What is the difference between Ipamorelin and GHRP-2?
Both are ghrelin receptor agonists that stimulate GH release. Ipamorelin is highly selective — it produces GH release without meaningfully elevating cortisol, prolactin or appetite. GHRP-2 produces stronger GH release but with greater cortisol and prolactin elevation. GHRP-6 produces the strongest appetite stimulation — useful for bulking, problematic for cutting. Ipamorelin is preferred for most users due to its cleaner side effect profile.
How should peptides be stored?
Lyophilised (dry powder) peptides: store at room temperature away from light and moisture — stable for months to years. Reconstituted peptides: refrigerate at 2–8°C — most stable for 30 days. Avoid freezing reconstituted peptides. Never expose to direct sunlight or heat. Use bacteriostatic water (not sterile water) for reconstitution to extend stability of multi-dose vials.
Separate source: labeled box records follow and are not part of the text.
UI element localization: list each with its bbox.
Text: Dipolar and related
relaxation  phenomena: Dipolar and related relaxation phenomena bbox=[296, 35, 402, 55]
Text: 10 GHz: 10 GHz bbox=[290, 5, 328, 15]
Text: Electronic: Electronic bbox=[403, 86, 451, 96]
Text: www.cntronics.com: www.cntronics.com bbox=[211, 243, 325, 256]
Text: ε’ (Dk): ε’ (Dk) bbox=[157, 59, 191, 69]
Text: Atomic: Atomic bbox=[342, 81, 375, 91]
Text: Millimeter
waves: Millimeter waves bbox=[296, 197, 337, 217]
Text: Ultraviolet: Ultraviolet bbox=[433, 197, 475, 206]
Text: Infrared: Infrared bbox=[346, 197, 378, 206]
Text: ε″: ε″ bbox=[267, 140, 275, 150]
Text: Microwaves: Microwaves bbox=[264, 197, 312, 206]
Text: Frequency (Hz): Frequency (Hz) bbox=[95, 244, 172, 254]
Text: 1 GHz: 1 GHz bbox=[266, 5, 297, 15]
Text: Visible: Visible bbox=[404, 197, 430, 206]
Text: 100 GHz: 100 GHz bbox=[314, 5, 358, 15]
Which peptide is best for women?
All GH secretagogues (Ipamorelin, CJC-1295, Sermorelin), repair peptides (BPC-157, TB-500, GHK-Cu) and fat loss peptides (Tesamorelin, AOD-9604) are equally appropriate for women — none carry androgenic risk. MK-677 is particularly convenient for women as an oral option. Peptides are generally more appropriate than AAS for women's goals as they produce meaningful body composition improvements without virilisation risk.